I was born in Ramat Gan in 1965. My parents made aliyah from South Africa in 1959. My wife Naama and I, and our five children, have lived in Beit Shemesh for the past 14 years. I attended educational institutions in the state-religious sector, including the Kfar Haroeh yeshivah high school where I had my first encounter with Diaspora Jewry as part of a Ministry of Education mission to Jewish schools in the United States.
I started out in the Bnei Akiva youth movement as a group member, and later became a youth leader and a coordinator. These were very meaningful years in terms of developing my personality – as well with regard to ethical-religious aspects, my belonging to the state of Israel, my commitment to it etc.
I joined the IDF in 1985, in the Intelligence Corps, where I served for 25 years in various command and central command positions. I left the IDF with the rank of lieutenant colonel.
During my military service I took a sabbatical of six months, when I studied at the Har Etsion Yeshiva at Alon Shvut. During this time I became acquainted with new approaches in the Torah world, and new attitudes towards different issues on the public agenda. I also got to know students from different communities around the world who came to study at the yeshivah, some of whom decided to make aliyah.
As an IDF officer I understood the importance and the necessity of the existence of a moral-conceptual base among youth growing up in the country, which could provide them with the understanding and the justification for our being a Jewish state in the Land of Israel, and not just a state that provides safe refuge for the Jews of the world.
During my military service I gained a bachelor’s degree in social sciences, from Bar Ilan University, and a master’s degree in business studies from Ben Gurion University.

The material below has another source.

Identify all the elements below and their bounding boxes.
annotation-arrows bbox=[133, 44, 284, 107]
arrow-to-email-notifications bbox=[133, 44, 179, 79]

When I left the army I opted to work in education and, today, I am deputy principal of a high school in Beit Shemesh, and teach civil studies. I joined the Partnership around 3 years ago, when I retired from the army, and I consider my role in it both a privilege and an opportunity to act and to impact on the consolidation and advancement of the Jewish people. The wish and need shared by all the Partnership communities, to forge a meaningful Jewish identity, the common initiatives and activities for the advancement of the communities, and the mutual guarantee between them, for me reflect the fact that we are a single family in a single nation.